Why Reusability Is Still So Hard in Bioinformatics Pipelines
Anyone who’s built pipelines in bioinformatics knows the feeling:
- You meant to containerize…
- You meant to write down which reference files and parameters you used…
- You meant to document all your runs…
But the project was due. The experiment was changing. The team was asking for results yesterday. And so you shipped the one-off. Again.
Reusability remains one of the most desirable and elusive goals in bioinformatics. It's not that we don't want it. It's that the tools, incentives, and workflows make it exceptionally difficult to achieve. And the cost of skipping it usually hits weeks or months later, when someone asks a simple question like, “Can you just re-run that analysis?”
Let’s break down why reusability is hard, really hard, and what today’s bioinformatics toolkit actually offers in response.
The Five Fracture Points of Reusability
1. Code Modularity
Most pipelines are written as linear scripts, optimized for a single run. Inputs are hardcoded and outputs are routed wherever the author’s machine defaults to. There’s no abstraction between “what this does” and “how it’s used.”
- Why it fails: Code that isn’t modular can’t be reused. You’d have to copy-paste and manually tweak each time. That’s how analysis logic forks and drifts over time.
- What helps: Workflow engines (like Nextflow, Snakemake) encourage modularization by design. But adoption depends on team maturity and training, and that often takes a back seat to higher-priority tasks, even when the intention to train and align is present.
2. Environment Drift
You might be able to re-run the same code but will your current environment support it? Version mismatches in R, Python, Bioconductor, or even Bash utilities can derail an entire analysis.
- Why it fails: Environments change fast and tools get updated. One unpinned dependency can break everything.
- What helps: Containerization (Docker, Singularity) can preserve environments. But building and maintaining containers still requires expertise, alignment, and maintenance.
3. Data Provenance
Code is part of the story, and data is the other part. What exact file did this process run on? Was it the raw FASTQ, the trimmed version, or something someone emailed you labeled “final_FINAL”?
- Why it fails: Data paths are often implicit and scattered. Renaming or relocating files breaks reproducibility.
- What helps: Using centralized, versioned data storage (object stores with metadata layers like S3 + DVC, Quilt, or LakeFS) helps, but many teams still rely on ad hoc folder conventions.
A Note on FAIR DataData provenance is one pillar of a broader framework known as FAIR: Findable, Accessible, Interoperable, and Reusable. FAIR has become a guiding ideal for how scientific data should be managed, shared, and reused, especially in regulatory and collaborative settings.
But FAIR isn’t just about clean metadata - it requires consistent identifiers, standardized formats, and clear data lineage. And while it’s often discussed at the dataset level, the same principles apply to pipelines: if you can’t trace what data was used, how it was processed, and where it lives, reusability breaks down.
4. Run Logging and Output Tracking
Assuming that the code and data are there, you still need to know how they were combined: what parameters were used, what changed between versions, and where the outputs are.
- Why it fails: Most teams don’t log this rigorously.
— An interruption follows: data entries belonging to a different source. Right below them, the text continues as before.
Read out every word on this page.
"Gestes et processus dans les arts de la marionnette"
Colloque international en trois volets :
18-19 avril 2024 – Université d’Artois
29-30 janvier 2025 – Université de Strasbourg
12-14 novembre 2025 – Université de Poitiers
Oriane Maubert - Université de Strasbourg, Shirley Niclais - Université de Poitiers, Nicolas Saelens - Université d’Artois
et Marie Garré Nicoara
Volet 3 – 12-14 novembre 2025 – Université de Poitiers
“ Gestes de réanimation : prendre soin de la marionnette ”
Outputs are stored manually. Parameters are set inline and forgotten.
- What helps: Workflow engines that support parameter tracking and audit logs (like WDL+Cromwell, Nextflow Tower) help. But only if runs are centralized, not scattered across laptops and clusters.
5. Collaboration and Handoffs
Code reusability doesn’t exist in isolation. It has to survive a team change, a laptop refresh, a handoff to someone who wasn’t on the original Slack thread.
- Why it fails: Documentation is scarce. Personal context is lost. Git repos are created but never pushed.
- What helps: Git and GitHub/GitLab help manage version control but they don’t store run context, outputs, or data. Without additional systems, even “open” code can be opaque.
The Patchwork Toolkit of Today
So how are teams solving these problems now? Here’s what the current toolkit looks like:

Wrapping up
Every company has a reproducibility story. A key member left. The pipeline broke. A regulatory official asked a clarifying question, and no one could find the original data or exact run. A promising dataset sat idle because no one could get the original environment to work again.
The irony is that most teams intend to fix this. But reusability requires coordination across tools that weren’t built to talk to each other: across job schedulers, cloud storage, git, workflow managers, containers, metadata schemas, and collaboration platforms.
At Via Scientific, we develop tools and technologies that build on top of the best practices of existing solutions. We then combine them into a single system that makes this coordination easier, and more importantly, part of every team member's workflow. We believe that the companies that solve these problems will be able to move their science ahead and gain an advantage in their fields.
Reusability is a must, and it pays to make it the default and not the exception.